A decade ago I could have placed this scarf in at least four galleries/boutiques in Arizona. And probably would have sold versions of it for between $300 to $360, at the rate of three or four a month. Possibly more.
Vendors like that still exist in the Southwest, but not many, and getting into them is as much or more of a challenge than snagging a literary agent’s eye.
I love my local clothing and accessory boutiques, but I can’t afford to buy from them often. The internet, the economy, and public buying habits are killing many of the local retailers of fine & funky clothing.
‘Fast fashion’ is affordable and easy to get online or at local malls (even if a lot of it is based on stolen designs and poor quality construction). Outlet stores undercut even the fast fashion outlets. Cheap knockoffs from Asia drive the pulse of the ever-changing market.
The phrase “I spent 25 hours on this scarf” is met not with approval but disbelief, as if why would I waste time on such a thing. Couldn’t I just have bought it from China? (By the time this post is a week old, I probably can.)
I made it because I wanted to see if I could make it. If I sell it, I want at least a pittance to compensate for replacing the raw materials…and I’m even going easy on my labor.
I can’t afford to ‘buy local’ on lots of new clothing and accessories (I’m a thriftstore adventurer, not a Barneys or Macy’s full-price labelhound.) So I can’t afford to sell locally, either. I’m pulling back from local retail markets, and not even trying to place work in higher-end regional or national galleries. That would require ramping up to wholesale production levels, a workload I simply can’t do right now.

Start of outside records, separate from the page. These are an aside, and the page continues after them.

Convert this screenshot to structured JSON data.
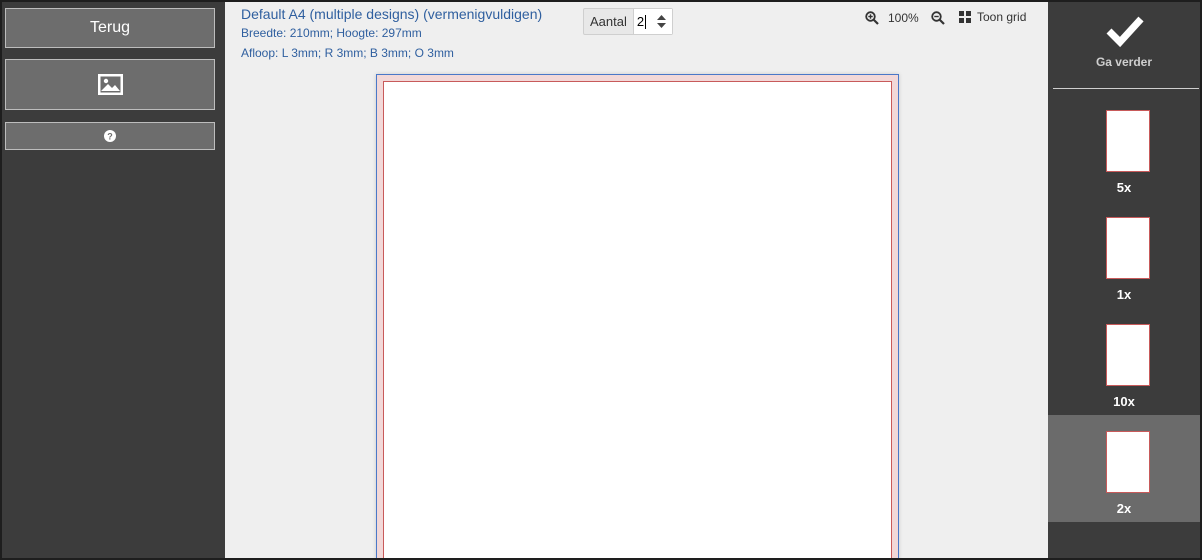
{
  "left": {
    "back_label": "Terug",
    "image_icon": "image-icon",
    "help_icon": "help-icon"
  },
  "doc": {
    "title": "Default A4 (multiple designs) (vermenigvuldigen)",
    "dimensions": "Breedte: 210mm; Hoogte: 297mm",
    "bleed": "Afloop: L 3mm; R 3mm; B 3mm; O 3mm"
  },
  "toolbar": {
    "quantity_label": "Aantal",
    "quantity_value": "2",
    "zoom_in_icon": "zoom-in-icon",
    "zoom_level": "100%",
    "zoom_out_icon": "zoom-out-icon",
    "grid_icon": "grid-icon",
    "grid_label": "Toon grid"
  },
  "right": {
    "continue_label": "Ga verder",
    "options": [
      {
        "label": "5x",
        "active": false
      },
      {
        "label": "1x",
        "active": false
      },
      {
        "label": "10x",
        "active": false
      },
      {
        "label": "2x",
        "active": true
      }
    ]
  },
  "colors": {
    "accent_text": "#2f5f9f",
    "sidebar_bg": "#3c3c3c",
    "canvas_bg": "#efefef",
    "trim_line": "#c85a5a",
    "sheet_border": "#4a78c8"
  }
}
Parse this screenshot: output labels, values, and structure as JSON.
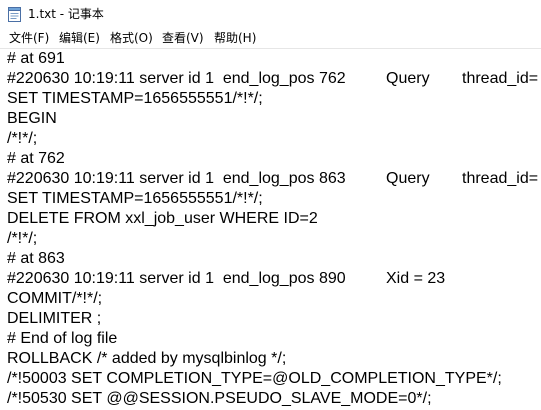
{
  "window": {
    "title": "1.txt - 记事本"
  },
  "menu": {
    "file": "文件(F)",
    "edit": "编辑(E)",
    "format": "格式(O)",
    "view": "查看(V)",
    "help": "帮助(H)"
  },
  "editor": {
    "lines": [
      "# at 691",
      "#220630 10:19:11 server id 1  end_log_pos 762",
      "SET TIMESTAMP=1656555551/*!*/;",
      "BEGIN",
      "/*!*/;",
      "# at 762",
      "#220630 10:19:11 server id 1  end_log_pos 863",
      "SET TIMESTAMP=1656555551/*!*/;",
      "DELETE FROM xxl_job_user WHERE ID=2",
      "/*!*/;",
      "# at 863",
      "#220630 10:19:11 server id 1  end_log_pos 890",
      "COMMIT/*!*/;",
      "DELIMITER ;",
      "# End of log file",
      "ROLLBACK /* added by mysqlbinlog */;",
      "/*!50003 SET COMPLETION_TYPE=@OLD_COMPLETION_TYPE*/;",
      "/*!50530 SET @@SESSION.PSEUDO_SLAVE_MODE=0*/;"
    ],
    "col2": {
      "line1": "Query",
      "line6": "Query",
      "line11": "Xid = 23"
    },
    "col3": {
      "line1": "thread_id=",
      "line6": "thread_id="
    }
  }
}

Last year I placed some of these stone and cord convertible necklaces in a local boutique food & drink purveyor, because the owner wanted to offer accessories that fit her store’s vibe. This store is in an established and fairly busy open-air shopping mall, in one of the highest-rent areas of Phoenix. Neighboring stores include trendy, very upscale brands and medium to expensive restaurants. I see the cars in the parking lot, and can estimate the net worth of their drivers.
First problem: the store owner needed me to come down on the first necklace prices. $150 wholesale was too much, she couldn’t sell them for $250 -300 retail. I pulled back the expensive twelve-strand necklaces and brought out some four-strand pieces with lesser stones. I said: “I have more affordable designs. What’s your wholesale price point?”
No more than $80 or $90 retail, she estimated, which left me earning a consignment of $40 to $50. I let her keep two necklaces for show, along with this neckform that I ornamented from a friend’s plaster casting.
Three months later there were no nibbles on the necklace, or even the neckform. “People liked them, they just don’t want to pay much right now,” the boutique owner explained.
I can’t blame her: she knows her customers. I know her customers. They’ll spend $$$ on her products, because those are worth every penny. But my jewelry looks simple, and isn’t loaded down with gold or faceted gems. So the assumption is ‘Costume jewelry=cheap=probably plastic=I can buy that at the mall or on Etsy.’
Which is why I’m moving most of my sales platforms online, where I’ll be paying lower consignment fees and have a hope of getting paid.